Should you buy the Kingston Dual Portable?
If Kingston comes back to earth with its pricing (our sticker shock cost the product half a star), then the dual connectors, small profile, and good performance with up to medium data sets make it a worthy purchase. That said, I mentioned the X2 Max numerous times for a reason.
How we test
Drive tests currently utilize Windows 11 24H2, 64-bit running off of a PCIe 4.0 Samsung 990 Pro in an Asus Z890-Creator WiFi (PCIe 4.0/5.0) motherboard. The CPU is a Core Ultra i5 225 feeding/fed by two Crucial 64GB DDR5 5600MHz modules (128GB of memory total).

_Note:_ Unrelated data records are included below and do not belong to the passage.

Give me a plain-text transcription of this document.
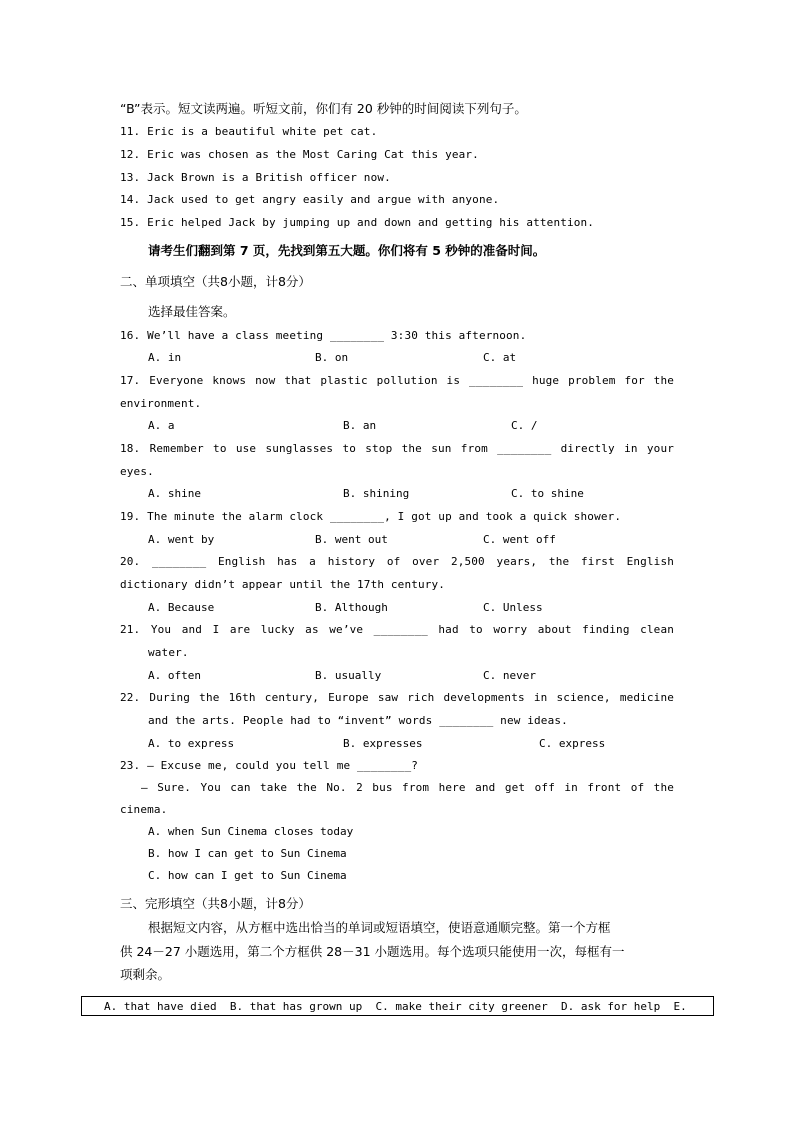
“B”表示。短文读两遍。听短文前，你们有 20 秒钟的时间阅读下列句子。
11. Eric is a beautiful white pet cat.
12. Eric was chosen as the Most Caring Cat this year.
13. Jack Brown is a British officer now.
14. Jack used to get angry easily and argue with anyone.
15. Eric helped Jack by jumping up and down and getting his attention.
请考生们翻到第 7 页，先找到第五大题。你们将有 5 秒钟的准备时间。
二、单项填空（共8小题，计8分）
选择最佳答案。
16. We’ll have a class meeting ________ 3:30 this afternoon.
A. in	B. on	C. at
17. Everyone knows now that plastic pollution is ________ huge problem for the
environment.
A. a	B. an	C. /
18. Remember to use sunglasses to stop the sun from ________ directly in your
eyes.
A. shine	B. shining	C. to shine
19. The minute the alarm clock ________, I got up and took a quick shower.
A. went by	B. went out	C. went off
20. ________ English has a history of over 2,500 years, the first English
dictionary didn’t appear until the 17th century.
A. Because	B. Although	C. Unless
21. You and I are lucky as we’ve ________ had to worry about finding clean
water.
A. often	B. usually	C. never
22. During the 16th century, Europe saw rich developments in science, medicine
and the arts. People had to “invent” words ________ new ideas.
A. to express	B. expresses	C. express
23. — Excuse me, could you tell me ________?
— Sure. You can take the No. 2 bus from here and get off in front of the
cinema.
A. when Sun Cinema closes today
B. how I can get to Sun Cinema
C. how can I get to Sun Cinema
三、完形填空（共8小题，计8分）
根据短文内容，从方框中选出恰当的单词或短语填空，使语意通顺完整。第一个方框
供 24－27 小题选用，第二个方框供 28－31 小题选用。每个选项只能使用一次，每框有一
项剩余。
A. that have died  B. that has grown up  C. make their city greener  D. ask for help  E.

Both 20Gbps USB and Thunderbolt 5 are integrated into the motherboard and Intel CPU/GPU graphics are used. Internal PCIe 5.0 SSDs involved in testing are mounted in an Asus Hyper M.2 x16 Gen5 adapter card sitting in a PCIe 5.0 slot.
We run the CrystalDiskMark 8.04 (and 9), AS SSD 2, and ATTO 4 synthetic benchmarks (to keep article length down, we report only the first) to find the storage device’s potential performance. Then we run a series of 48GB transfer and 450GB write tests using Windows Explorer drag and drop to show what users will see during routine copy operations, as well as the far faster FastCopy run as administrator to show what’s possible.
A 25GBps two-SSD RAID 0 array on the aforementioned Asus Hyper M.2 x16 Gen5 is used as the second drive in our transfer tests. Formerly the 48GB tests were done with a RAM disk serving that purpose.
Each test is performed on a NTFS-formatted and newly TRIM’d drive so the results are optimal. Note that in normal use, as a drive fills up, performance may decrease due to less NAND for secondary caching, as well as other factors. This issue has abated somewhat with the current crop of SSDs utilizing more mature controllers and far faster, late-generation NAND.